Le principe en droit ivoirien est celui de l'immutabilité du nom. Mais ce principe connaît des dérogations. De même en cas d'adoption simple, le nom de l'adoptant est ajouté à celui de l'adopté. En cas d'adoption plénière, le nom de l'adoptant est substitué à celui de l'adopté. La modification de l'état civil d'une personne entraîne un changement de nom. Ainsi, l'enfant légitime désavoué change de nom pour prendre celui de sa mère.

l Un acte d'état civil peut-il être rectifié?

Il peut arriver qu'un acte d'état civil contienne une ou plusieurs erreurs. Par exemple, une mauvaise orthographe du nom, erreur de date Pour éviter des désagréments ultérieurs, il est préférable de faire rectifier l'acte en s'adressant au Procureur de la République du tribunal dans le ressort duquel l'acte a été dressé. La rectification n'est possible que si l'état de la personne concernée par l'acte n'est pas en cause, c'est-à-dire si l'erreur ne porte pas atteinte par exemple à la nature de la filiation de la personne. Si le procureur estime que l'erreur est purement matérielle (oubli d'une lettre par exemple), il procédera à ce que l'on appelle une rectification administrative. Si l'erreur est plus grave, la rectification nécessitera une procédure judiciaire. Dans les deux cas, la décision de rectification est opposable à tous.

l Qui peut acquérir la nationalité ivoirienne?

La nationalité ivoirienne est acquise de plein droit par la femme étrangère qui épouse un ivoirien. Mais cette femme a la faculté de déclarer antérieurement à la célébration du mariage qu'elle refuse la qualité d'ivoirienne.

La nationalité ivoirienne peut être également acquise par des étrangers à la suite d'une décision de l'autorité publique, cette décision pouvant résulter soit d'une naturalisation, soit d'une réintégration.

- L'étranger qui demande sa naturalisation doit justifier d'une résidence habituelle en Côte d'Ivoire pendant les cinq années qui précèdent le dépôt de sa demande. Des exceptions sont apportées au délai de cinq ans notamment pour l'étranger qui a rendu des services exceptionnels à la Côte d'Ivoire. La naturalisation ivoirienne est accordée par décret après enquête. La demande de réintégration dans la nationalité ivoirienne est réservée à ceux qui avaient la nationalité ivoirienne mais qui l'ont par la suite perdue ou en ont été déchus.
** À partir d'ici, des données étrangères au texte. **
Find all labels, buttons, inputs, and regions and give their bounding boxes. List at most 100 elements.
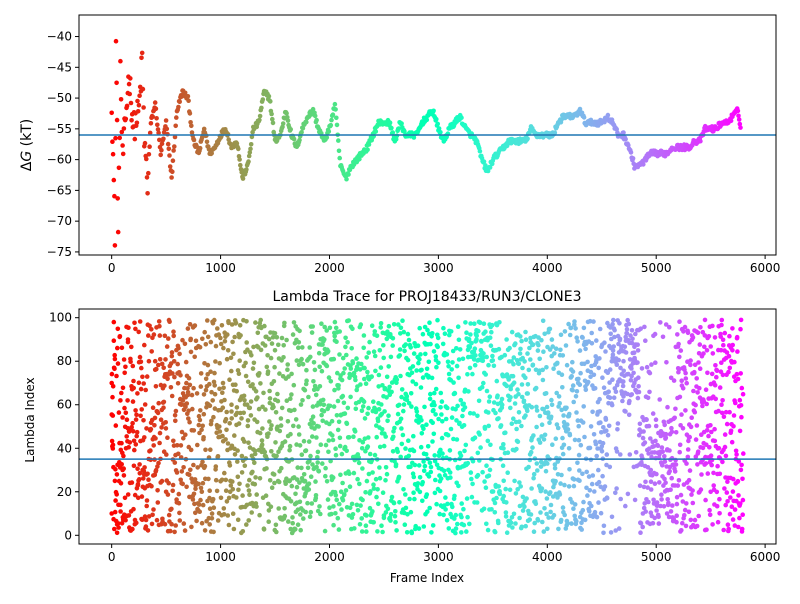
delta-g-point xyxy=(172,134,178,140)
lambda-point xyxy=(569,521,574,526)
lambda-point xyxy=(269,449,274,454)
lambda-point xyxy=(132,447,137,453)
lambda-point xyxy=(432,490,438,496)
lambda-point xyxy=(508,520,514,526)
lambda-point xyxy=(420,498,425,504)
lambda-point xyxy=(241,410,246,416)
lambda-point xyxy=(416,463,422,468)
lambda-point xyxy=(324,479,330,484)
lambda-point xyxy=(343,488,349,493)
delta-g-point xyxy=(481,159,487,164)
lambda-point xyxy=(411,351,417,356)
lambda-point xyxy=(676,341,681,347)
lambda-point xyxy=(186,472,192,478)
delta-g-y-tick-label: −45 xyxy=(47,60,72,74)
lambda-point xyxy=(403,492,408,497)
lambda-point xyxy=(314,435,319,440)
lambda-point xyxy=(252,451,258,457)
lambda-point xyxy=(169,506,174,512)
lambda-point xyxy=(716,408,721,414)
lambda-point xyxy=(320,418,326,424)
lambda-point xyxy=(535,348,541,353)
lambda-point xyxy=(510,525,515,530)
lambda-point xyxy=(644,417,649,423)
lambda-point xyxy=(305,465,311,471)
lambda-point xyxy=(370,509,375,514)
lambda-point xyxy=(426,373,431,379)
lambda-point xyxy=(149,349,154,354)
lambda-point xyxy=(245,418,251,423)
lambda-point xyxy=(451,436,456,442)
lambda-point xyxy=(663,322,669,327)
lambda-point xyxy=(289,483,295,489)
lambda-point xyxy=(341,400,347,406)
delta-g-point xyxy=(336,148,342,154)
lambda-point xyxy=(118,502,123,508)
delta-g-point xyxy=(146,152,152,157)
lambda-point xyxy=(399,394,404,400)
delta-g-point xyxy=(170,158,176,163)
lambda-point xyxy=(299,465,304,471)
lambda-point xyxy=(395,449,401,455)
lambda-point xyxy=(610,348,616,353)
lambda-point xyxy=(289,371,294,377)
lambda-point xyxy=(290,332,296,337)
lambda-point xyxy=(729,504,735,510)
lambda-point xyxy=(504,383,510,389)
lambda-point xyxy=(394,377,400,382)
lambda-point xyxy=(495,393,500,399)
lambda-point xyxy=(245,379,251,385)
delta-g-point xyxy=(226,137,231,142)
delta-g-point xyxy=(269,111,274,117)
lambda-point xyxy=(516,361,522,367)
lambda-point xyxy=(310,414,316,420)
lambda-point xyxy=(119,390,124,396)
lambda-point xyxy=(641,429,646,434)
lambda-point xyxy=(604,496,610,501)
lambda-point xyxy=(260,426,265,431)
lambda-point xyxy=(703,497,708,503)
lambda-point xyxy=(528,512,534,517)
lambda-point xyxy=(674,513,679,518)
lambda-point xyxy=(187,322,193,327)
lambda-point xyxy=(221,345,226,351)
lambda-point xyxy=(644,364,650,370)
lambda-point xyxy=(130,399,136,404)
lambda-point xyxy=(397,500,402,505)
delta-g-x-tick-label: 2000 xyxy=(314,261,345,275)
lambda-point xyxy=(293,491,298,497)
lambda-point xyxy=(178,477,183,483)
lambda-point xyxy=(183,432,188,438)
lambda-panel: Lambda Trace for PROJ18433/RUN3/CLONE3 0… xyxy=(23,289,780,585)
lambda-point xyxy=(374,423,379,428)
lambda-point xyxy=(523,523,528,529)
delta-g-point xyxy=(605,112,611,118)
lambda-point xyxy=(618,496,623,502)
lambda-point xyxy=(425,472,430,477)
lambda-point xyxy=(212,391,218,397)
lambda-point xyxy=(359,361,364,367)
lambda-point xyxy=(358,382,363,387)
lambda-point xyxy=(176,500,182,506)
lambda-point xyxy=(541,349,546,355)
lambda-point xyxy=(157,430,163,436)
lambda-point xyxy=(320,461,325,466)
lambda-point xyxy=(635,348,641,353)
lambda-point xyxy=(245,423,251,429)
lambda-point xyxy=(509,329,515,335)
lambda-point xyxy=(322,528,328,534)
lambda-point xyxy=(266,336,272,342)
lambda-point xyxy=(186,375,192,381)
lambda-point xyxy=(697,342,703,347)
lambda-point xyxy=(601,523,607,529)
lambda-point xyxy=(707,445,712,450)
lambda-point xyxy=(133,417,139,422)
lambda-point xyxy=(401,329,407,335)
lambda-point xyxy=(148,426,154,432)
lambda-point xyxy=(731,413,737,418)
lambda-point xyxy=(112,352,117,358)
lambda-point xyxy=(359,408,365,414)
lambda-point xyxy=(580,420,586,425)
lambda-point xyxy=(307,345,313,350)
lambda-point xyxy=(419,418,424,423)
La loi n'impose aucune condition d'âge ou de stage. Elle n'exige que la résidence habituelle en Côte d'Ivoire au moment de la réintégration. La réintégration est accordée par décret après enquête.
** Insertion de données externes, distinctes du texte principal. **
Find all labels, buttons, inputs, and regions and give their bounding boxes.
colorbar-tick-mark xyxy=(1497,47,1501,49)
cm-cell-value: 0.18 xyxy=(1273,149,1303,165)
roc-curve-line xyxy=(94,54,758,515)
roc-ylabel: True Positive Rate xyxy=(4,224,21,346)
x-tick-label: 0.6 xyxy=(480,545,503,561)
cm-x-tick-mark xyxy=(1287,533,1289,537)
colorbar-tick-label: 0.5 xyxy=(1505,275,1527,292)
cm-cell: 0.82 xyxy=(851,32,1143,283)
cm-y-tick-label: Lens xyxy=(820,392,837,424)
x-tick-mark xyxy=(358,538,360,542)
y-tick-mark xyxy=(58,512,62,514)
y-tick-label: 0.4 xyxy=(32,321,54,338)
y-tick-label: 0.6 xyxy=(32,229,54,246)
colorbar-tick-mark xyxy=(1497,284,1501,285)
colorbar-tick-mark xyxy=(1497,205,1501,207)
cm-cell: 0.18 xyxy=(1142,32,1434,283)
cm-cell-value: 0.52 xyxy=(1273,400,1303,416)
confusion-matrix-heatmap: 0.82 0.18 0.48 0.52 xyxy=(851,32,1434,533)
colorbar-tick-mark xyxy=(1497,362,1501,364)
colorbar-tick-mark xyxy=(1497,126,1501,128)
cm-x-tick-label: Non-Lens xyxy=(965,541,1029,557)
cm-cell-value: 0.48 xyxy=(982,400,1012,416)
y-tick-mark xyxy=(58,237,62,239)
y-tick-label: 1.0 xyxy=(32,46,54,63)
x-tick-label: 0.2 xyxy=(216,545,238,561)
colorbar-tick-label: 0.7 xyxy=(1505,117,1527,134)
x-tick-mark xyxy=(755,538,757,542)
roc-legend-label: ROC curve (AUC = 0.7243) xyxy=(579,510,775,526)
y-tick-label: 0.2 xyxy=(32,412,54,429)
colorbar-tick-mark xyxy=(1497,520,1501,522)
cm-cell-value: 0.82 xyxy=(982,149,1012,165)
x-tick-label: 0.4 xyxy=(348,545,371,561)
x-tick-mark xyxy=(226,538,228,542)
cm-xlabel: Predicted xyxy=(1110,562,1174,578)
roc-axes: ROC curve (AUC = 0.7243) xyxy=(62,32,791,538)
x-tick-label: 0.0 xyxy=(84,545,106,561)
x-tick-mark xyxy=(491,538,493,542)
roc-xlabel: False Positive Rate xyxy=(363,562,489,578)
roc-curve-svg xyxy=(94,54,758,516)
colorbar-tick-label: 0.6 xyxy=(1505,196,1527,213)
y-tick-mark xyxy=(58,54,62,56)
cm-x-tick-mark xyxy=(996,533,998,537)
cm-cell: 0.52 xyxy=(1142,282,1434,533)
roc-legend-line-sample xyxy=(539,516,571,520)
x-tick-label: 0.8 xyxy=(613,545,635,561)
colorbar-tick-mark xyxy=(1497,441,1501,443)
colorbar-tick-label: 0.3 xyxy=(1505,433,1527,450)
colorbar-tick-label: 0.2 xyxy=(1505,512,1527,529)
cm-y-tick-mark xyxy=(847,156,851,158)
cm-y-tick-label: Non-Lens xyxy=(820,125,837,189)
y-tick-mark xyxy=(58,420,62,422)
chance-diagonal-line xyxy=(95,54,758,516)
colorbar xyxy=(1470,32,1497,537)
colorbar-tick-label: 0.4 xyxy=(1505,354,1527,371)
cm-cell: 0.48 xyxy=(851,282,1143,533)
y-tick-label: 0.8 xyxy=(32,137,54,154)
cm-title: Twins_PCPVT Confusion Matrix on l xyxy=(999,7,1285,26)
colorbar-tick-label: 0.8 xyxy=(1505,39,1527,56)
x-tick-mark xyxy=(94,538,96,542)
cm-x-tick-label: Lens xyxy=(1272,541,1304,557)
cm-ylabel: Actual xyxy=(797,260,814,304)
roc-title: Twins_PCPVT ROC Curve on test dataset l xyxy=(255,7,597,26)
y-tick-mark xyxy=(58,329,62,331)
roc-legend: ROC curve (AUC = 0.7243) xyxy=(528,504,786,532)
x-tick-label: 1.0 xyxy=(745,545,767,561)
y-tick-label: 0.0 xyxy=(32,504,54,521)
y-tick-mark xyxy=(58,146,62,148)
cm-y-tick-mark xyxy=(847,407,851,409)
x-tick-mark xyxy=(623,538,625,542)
l Peut-on perdre la nationalité ivoirienne ?

Toute personne qui a la nationalité peut se voir retirer cette nationalité ou demander à la perdre. Il existe cinq cas de perte de la nationalité ivoirienne :

1- l'Ivoirien majeur (âgé de plus de 21 ans) qui acquière volontairement une nationalité étrangère ou qui déclare reconnaître une telle nationalité perd la nationalité ivoirienne.
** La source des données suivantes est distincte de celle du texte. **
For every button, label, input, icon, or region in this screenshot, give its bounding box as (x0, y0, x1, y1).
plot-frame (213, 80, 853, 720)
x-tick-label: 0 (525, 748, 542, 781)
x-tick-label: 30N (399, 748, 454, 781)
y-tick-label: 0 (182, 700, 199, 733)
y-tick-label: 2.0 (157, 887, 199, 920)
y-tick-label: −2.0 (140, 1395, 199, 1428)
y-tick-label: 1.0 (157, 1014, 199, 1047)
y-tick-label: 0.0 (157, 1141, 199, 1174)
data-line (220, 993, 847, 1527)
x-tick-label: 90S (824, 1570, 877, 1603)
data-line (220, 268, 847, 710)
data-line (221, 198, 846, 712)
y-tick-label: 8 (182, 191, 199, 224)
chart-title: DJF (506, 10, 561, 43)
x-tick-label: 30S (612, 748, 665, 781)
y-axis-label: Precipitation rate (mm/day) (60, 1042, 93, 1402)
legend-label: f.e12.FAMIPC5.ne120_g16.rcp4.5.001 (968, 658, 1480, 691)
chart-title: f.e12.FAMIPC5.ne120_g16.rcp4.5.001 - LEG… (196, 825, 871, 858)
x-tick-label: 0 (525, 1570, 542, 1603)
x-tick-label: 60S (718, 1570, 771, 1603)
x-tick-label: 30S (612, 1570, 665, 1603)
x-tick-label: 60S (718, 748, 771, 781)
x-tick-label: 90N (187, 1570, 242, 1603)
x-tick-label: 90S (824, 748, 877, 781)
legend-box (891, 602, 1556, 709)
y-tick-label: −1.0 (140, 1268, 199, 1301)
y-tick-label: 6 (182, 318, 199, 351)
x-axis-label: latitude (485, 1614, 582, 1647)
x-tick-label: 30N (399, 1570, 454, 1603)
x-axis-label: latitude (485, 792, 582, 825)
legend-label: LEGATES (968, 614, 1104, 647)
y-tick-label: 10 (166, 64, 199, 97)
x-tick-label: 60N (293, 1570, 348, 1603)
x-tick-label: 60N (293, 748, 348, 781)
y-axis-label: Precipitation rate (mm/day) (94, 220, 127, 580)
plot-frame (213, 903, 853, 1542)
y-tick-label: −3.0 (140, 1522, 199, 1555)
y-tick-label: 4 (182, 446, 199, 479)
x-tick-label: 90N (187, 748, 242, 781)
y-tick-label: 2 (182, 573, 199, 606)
2-La perte de la nationalité n'est pas automatique. L'intéressé doit solliciter l'autorisation du gouvernement qui est donnée après décret pris sur rapport du ministère de la Justice après avis des ministres de la Santé et de la Défense.

3-L'ivoirien, même mineur, qui par l'effet d'une loi étrangère possède de plein droit une double nationalité peut être autorisé par décret à perdre la qualité d'ivoirien.

4-La femme ivoirienne qui épouse un étranger peut déclarer avant la célébration du mariage qu'elle répudie sa nationalité. Cette déclaration est souscrite devant le président du tribunal de première instance. Le juge de section ou les agents diplomatiques, ou consulaires selon le lieu de résidence de l'intéressé. Elle est ensuite enregistrée au ministère de la Justice.

5-Toutefois cette déclaration ne sera valable que si la femme acquiert ou peut acquérir la nationalité du mari, par application de la loi nationale de celui-ci.

6- L'Ivoirien qui se comporte en fait comme le national d'un pays étranger peut d'office, par décret perdre la nationalité ivoirienne s'il a également la nationalité de ce pays étranger.

7- L'Ivoirien qui, malgré les injonctions du gouvernement ivoirien de le résilier, conserve l'emploi qu'il occupe dans un service public étranger ou dans une armée étrangère, perd la nationalité ivoirienne par décret six mois après l'injonction.